Playing Guitar - Getting Started

Learning to play guitar is to some extent about eye-hand coordination. Ironically, that can be more difficult for anyone who grew up in the post-video games era. In a video game, the action is carried out for you. In playing guitar, you have to carry it out. But there are similarities too. In a video game small finger movements make the action happen. The movements are different, but small guitar fingerings can produce large results.

Learning to do that doesn’t happen overnight - it takes long hours of practice. Except for the truly gifted, it will take a year or more to learn anything beyond the basics. Long before that year is up, you should be able to play basic chords and do basic scales with ease. Those can be learned in a few weeks or months at most, for almost everyone. If that’s the level you’re satisfied with, at least at first, that’s great.

But playing guitar is, in one way, like playing piano. You can learn which keys to press on a piano keyboard and play a few chords. The result will be music. But to learn to play a song, then more, requires long practice. The same is true of guitar.

There are a half-dozen simple chords that will get you started. Many songs are little more than combinations of those. Simple diagrams can show you where to place your fingers, and you’ll become comfortable with that in a few weeks or less. But to really play a song means learning to play individual notes, at the right rhythm and in the right order, without fumbling. To do that, there’s no substitute for practice.
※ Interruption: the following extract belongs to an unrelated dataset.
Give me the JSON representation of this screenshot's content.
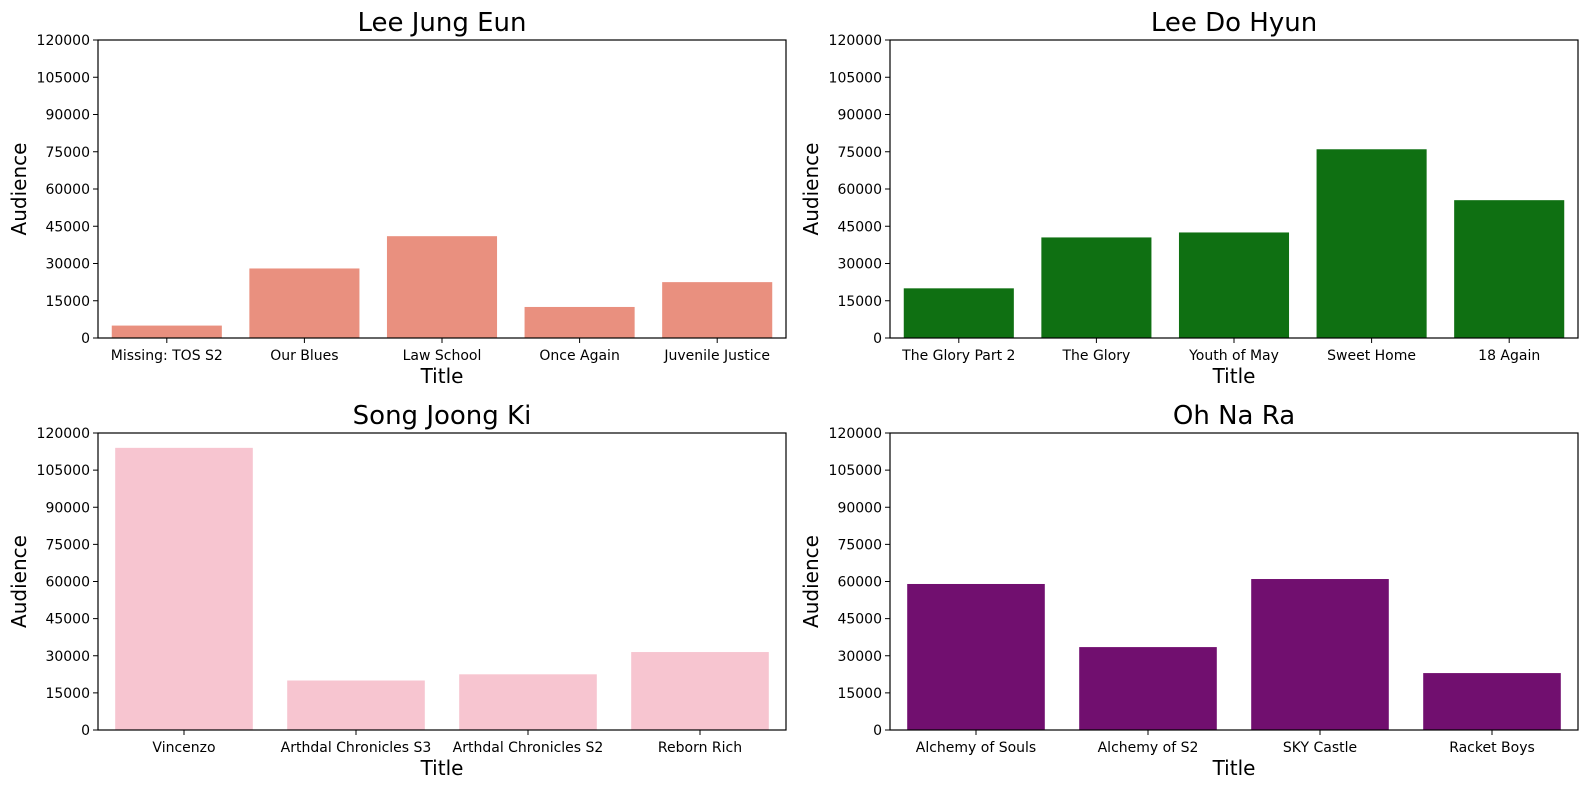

But practice doesn’t have to be torture. Unlike, say, the violin where the sound that comes out is horrendous for a year or more, you can make pleasant sounds quickly. You can soon add to your basic store of simple chords, by learning parts of a few of your favorite riffs. You won’t be Eric Clapton or Eddie Van Halen right away. They spent years practicing to reach that level. But you can enjoy yourself on the way.

Part of the incentive to practice more comes from those small moments of increasing mastery, as you learn more and more. Like any instrument, as you get comfortable with the basics, then move a little beyond, you can begin to put small pieces together into a larger whole. You can move from a chord here and there, to an entire series of chords. You can move from a few notes, to an entire melody.

Set aside time each day, an hour at least, away from distractions. Regular repetition is important learning a new language, and the same principle applies to learning guitar. Your mind needs uninterrupted time to train your finger, hand and arm muscles and vice-versa.

Learn the basic symbols of sheet music. You don’t have to learn everything about music right away, but you’ll save a lot of time if you make an effort to approach it as more than just a random experiment. Getting some guidance from sheet music, diagrams and the like will accelerate your progress ten-fold.